Time to bring back a feature I haven’t done on here in a while, “Allison’s Word.” Sorry, no disembodied voice in this entry (last I checked, they’re getting their nails done), but there will be a word representing a beautiful trait of human emotion I’ve encountered so far during my job search:
Compassion is a human trait that allows people who are moved by someone’s physical, mental, or emotional pain to want to alleviate or ease that person’s pain. Compassion is that feeling that prompts a person to reach out to someone in their time of need as if to say, “Don’t worry, things will be all right for a little while.”
This week, during my job search, I took time between sending lots of resumés and practicing for phone interviews to have lunch with someone who showed a lot of compassion my way — the first supervisor at my now-former place of employment. She’s still employed at that company, and that allowed the two of us to keep in touch rather easily during my time there (she was just one floor below me in our building). Since I departed the company, she has shown quite a bit of compassion in her e-mail conversations with me. And on Thursday, for the first time since I left, she offered to meet up with me for lunch. I thought, why not? I’ve got all the time in the world for lunch at the moment. We had a pretty nice conversation at that lunch, and she offered nothing but lots of encouragement, including a few statements of “be confident” and more than a few mentions of “there’s a job out there that will be perfect for you.” And, yes, the lunch was her treat.

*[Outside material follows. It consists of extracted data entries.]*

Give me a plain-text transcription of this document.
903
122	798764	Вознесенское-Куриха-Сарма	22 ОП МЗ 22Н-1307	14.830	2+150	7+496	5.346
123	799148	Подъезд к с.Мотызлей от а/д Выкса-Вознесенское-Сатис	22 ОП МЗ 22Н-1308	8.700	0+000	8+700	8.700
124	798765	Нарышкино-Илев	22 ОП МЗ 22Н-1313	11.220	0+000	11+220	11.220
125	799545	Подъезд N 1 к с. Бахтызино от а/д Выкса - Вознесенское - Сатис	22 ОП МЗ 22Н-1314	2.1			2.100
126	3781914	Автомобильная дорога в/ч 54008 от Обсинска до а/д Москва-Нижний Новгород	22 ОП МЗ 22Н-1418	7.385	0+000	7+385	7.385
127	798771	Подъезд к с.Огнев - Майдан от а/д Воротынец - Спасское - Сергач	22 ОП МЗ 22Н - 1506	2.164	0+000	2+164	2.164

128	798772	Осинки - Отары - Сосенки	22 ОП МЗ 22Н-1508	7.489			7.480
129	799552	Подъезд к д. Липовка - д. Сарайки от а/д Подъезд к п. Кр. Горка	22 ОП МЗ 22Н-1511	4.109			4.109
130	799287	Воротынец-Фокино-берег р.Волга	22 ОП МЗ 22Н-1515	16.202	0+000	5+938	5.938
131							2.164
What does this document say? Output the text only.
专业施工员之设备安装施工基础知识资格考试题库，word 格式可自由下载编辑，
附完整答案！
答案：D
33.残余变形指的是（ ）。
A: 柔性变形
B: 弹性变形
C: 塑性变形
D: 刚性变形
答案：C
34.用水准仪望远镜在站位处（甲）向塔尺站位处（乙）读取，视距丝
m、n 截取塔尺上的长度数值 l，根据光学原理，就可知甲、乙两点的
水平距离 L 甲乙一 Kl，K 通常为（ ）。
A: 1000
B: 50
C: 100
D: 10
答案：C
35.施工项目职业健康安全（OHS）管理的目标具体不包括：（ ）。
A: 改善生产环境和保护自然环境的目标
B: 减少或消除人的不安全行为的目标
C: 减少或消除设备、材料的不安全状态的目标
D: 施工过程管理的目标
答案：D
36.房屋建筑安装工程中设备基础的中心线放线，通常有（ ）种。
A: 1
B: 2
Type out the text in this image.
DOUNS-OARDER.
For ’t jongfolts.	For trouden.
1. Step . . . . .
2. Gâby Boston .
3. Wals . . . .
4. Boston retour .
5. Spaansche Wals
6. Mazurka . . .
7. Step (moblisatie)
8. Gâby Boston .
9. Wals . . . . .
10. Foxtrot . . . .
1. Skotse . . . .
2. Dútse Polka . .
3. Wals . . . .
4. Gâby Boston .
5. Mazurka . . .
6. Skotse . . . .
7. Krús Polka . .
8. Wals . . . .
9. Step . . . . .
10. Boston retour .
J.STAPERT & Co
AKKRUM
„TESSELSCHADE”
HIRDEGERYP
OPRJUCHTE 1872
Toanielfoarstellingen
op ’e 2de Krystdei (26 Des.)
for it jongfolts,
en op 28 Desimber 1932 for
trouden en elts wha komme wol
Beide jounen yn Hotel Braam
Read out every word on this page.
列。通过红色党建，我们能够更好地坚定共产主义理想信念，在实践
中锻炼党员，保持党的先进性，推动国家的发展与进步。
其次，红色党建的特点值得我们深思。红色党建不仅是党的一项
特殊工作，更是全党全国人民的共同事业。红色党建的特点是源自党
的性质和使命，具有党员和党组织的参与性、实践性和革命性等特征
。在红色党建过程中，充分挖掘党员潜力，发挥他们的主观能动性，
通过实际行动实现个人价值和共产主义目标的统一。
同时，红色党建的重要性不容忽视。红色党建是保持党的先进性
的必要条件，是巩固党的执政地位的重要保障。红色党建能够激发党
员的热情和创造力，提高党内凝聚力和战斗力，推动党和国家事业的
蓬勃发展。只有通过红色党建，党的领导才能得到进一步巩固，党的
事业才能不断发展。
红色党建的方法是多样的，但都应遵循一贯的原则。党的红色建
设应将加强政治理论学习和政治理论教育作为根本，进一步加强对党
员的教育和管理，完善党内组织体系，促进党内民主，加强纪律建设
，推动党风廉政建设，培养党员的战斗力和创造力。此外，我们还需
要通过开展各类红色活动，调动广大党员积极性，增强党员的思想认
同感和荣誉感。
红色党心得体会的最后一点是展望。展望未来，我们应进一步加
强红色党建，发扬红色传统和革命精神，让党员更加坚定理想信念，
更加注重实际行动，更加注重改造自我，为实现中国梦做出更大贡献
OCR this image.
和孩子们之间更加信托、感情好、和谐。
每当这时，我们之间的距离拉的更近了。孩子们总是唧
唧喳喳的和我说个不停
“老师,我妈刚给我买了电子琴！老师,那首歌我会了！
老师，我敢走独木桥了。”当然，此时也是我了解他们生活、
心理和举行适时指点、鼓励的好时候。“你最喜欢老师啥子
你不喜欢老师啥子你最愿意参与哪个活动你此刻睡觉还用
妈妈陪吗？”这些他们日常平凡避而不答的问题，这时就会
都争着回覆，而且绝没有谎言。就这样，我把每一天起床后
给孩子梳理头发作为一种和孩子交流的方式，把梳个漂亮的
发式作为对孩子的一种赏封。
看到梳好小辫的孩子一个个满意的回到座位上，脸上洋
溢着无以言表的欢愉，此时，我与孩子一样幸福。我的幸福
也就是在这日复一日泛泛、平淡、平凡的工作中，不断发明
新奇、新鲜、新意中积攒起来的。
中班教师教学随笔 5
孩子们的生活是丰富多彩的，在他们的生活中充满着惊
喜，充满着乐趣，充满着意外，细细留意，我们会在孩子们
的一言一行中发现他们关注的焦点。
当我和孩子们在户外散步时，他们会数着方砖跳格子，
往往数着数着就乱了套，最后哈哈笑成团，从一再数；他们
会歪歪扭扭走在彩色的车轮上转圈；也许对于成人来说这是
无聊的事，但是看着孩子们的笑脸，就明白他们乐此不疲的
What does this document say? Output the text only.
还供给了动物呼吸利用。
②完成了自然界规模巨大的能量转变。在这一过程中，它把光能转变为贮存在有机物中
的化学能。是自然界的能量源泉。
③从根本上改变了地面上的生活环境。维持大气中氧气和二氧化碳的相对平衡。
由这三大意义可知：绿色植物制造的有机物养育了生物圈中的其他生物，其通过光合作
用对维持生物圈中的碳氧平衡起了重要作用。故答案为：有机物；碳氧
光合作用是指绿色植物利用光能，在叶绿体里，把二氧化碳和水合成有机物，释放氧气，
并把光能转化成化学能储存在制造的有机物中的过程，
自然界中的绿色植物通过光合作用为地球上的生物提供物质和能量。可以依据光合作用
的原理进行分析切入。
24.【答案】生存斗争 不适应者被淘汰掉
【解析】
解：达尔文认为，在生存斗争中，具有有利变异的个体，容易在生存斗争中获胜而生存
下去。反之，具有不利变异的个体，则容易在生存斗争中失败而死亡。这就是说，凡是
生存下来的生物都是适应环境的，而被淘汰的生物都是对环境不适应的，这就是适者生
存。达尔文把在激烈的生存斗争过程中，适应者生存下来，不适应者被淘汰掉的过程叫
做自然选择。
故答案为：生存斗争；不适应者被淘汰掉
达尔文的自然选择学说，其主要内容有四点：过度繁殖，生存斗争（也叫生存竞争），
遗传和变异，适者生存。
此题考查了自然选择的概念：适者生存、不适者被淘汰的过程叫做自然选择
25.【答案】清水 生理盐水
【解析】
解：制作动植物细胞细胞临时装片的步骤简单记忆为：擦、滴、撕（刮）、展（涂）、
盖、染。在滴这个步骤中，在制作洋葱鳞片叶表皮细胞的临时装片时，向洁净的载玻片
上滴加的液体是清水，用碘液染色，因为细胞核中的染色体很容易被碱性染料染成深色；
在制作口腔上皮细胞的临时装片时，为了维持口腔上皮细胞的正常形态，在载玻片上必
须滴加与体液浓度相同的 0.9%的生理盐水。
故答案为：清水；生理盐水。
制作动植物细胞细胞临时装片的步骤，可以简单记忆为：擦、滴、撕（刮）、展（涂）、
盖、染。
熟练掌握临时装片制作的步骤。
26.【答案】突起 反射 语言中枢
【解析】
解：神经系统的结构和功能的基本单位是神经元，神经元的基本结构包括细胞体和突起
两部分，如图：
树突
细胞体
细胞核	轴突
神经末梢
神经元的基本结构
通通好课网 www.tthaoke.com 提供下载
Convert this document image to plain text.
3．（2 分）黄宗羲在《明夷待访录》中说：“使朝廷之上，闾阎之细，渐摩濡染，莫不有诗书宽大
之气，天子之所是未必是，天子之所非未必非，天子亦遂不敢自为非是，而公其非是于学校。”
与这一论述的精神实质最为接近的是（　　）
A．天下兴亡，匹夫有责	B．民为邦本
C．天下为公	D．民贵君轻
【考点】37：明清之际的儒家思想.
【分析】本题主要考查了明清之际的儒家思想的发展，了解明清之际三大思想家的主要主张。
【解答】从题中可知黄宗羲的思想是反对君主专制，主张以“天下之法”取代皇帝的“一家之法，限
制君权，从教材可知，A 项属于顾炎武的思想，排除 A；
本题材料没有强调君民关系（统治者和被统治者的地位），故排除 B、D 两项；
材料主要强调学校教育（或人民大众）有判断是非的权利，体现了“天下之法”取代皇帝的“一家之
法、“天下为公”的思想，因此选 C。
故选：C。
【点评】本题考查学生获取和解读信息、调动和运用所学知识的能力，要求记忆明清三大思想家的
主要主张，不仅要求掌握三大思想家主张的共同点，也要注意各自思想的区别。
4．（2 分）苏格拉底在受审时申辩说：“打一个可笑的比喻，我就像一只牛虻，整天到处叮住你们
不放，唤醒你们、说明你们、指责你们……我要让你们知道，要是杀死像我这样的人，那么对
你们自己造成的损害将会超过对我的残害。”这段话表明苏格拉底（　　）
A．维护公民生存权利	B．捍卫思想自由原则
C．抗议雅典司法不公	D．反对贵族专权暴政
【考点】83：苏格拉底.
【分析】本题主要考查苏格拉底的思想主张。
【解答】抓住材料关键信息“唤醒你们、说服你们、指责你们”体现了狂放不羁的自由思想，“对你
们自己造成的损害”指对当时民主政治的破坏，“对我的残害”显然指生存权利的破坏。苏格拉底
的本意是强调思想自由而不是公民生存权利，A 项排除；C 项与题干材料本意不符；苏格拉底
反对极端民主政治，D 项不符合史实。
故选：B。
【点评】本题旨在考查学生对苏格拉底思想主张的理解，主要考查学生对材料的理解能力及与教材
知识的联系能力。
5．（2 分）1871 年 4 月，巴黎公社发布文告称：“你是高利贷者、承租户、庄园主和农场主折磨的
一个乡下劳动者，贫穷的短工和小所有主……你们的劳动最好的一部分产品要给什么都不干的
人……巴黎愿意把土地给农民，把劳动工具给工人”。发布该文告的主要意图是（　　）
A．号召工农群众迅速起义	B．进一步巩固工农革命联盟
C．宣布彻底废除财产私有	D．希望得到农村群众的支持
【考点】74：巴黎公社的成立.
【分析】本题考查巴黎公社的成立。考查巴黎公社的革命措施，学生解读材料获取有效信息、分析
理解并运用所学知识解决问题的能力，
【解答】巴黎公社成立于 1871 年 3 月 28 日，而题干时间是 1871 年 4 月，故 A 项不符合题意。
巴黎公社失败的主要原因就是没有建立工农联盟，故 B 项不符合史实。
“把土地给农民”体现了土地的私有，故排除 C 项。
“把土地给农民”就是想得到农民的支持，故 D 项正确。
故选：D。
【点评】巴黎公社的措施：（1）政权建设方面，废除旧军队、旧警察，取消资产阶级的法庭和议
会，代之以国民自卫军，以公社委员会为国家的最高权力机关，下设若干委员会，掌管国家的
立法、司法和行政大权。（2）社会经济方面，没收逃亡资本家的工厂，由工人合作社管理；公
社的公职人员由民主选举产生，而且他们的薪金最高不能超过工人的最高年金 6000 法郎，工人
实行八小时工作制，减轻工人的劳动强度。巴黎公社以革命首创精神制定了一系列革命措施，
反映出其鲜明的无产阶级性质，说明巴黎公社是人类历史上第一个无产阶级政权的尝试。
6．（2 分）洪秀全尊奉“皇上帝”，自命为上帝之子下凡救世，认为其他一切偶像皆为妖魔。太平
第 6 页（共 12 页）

My old boss’ lunch wasn’t the only form of compassion from someone at work. Another person who’s still at that company and was also my supervisor (albeit for a brief time) learned of my departure from my supervisor. And, yes, she’s reached out to me via e-mail with nothing but support and compassion and advice. (It goes without saying that both are among my list of personal references during my job search.) One of my first supervisor’s current colleagues also learned about my job search, and she asked for a copy of my resumé. I’m not sure who or where she planned to send my resumé to, nor have I noticed any results from it. But I’m appreciative of her efforts.
Compassion allows one to identify themselves in others and motivates them to do something for the sake of making that other person feel okay for at least a little while. That thing can be a word or two of support, a lunch with a good friend, a forwarding of a resumé… or perhaps even that next new job opportunity. No doubt about it, I am very, very appreciative of all this compassion.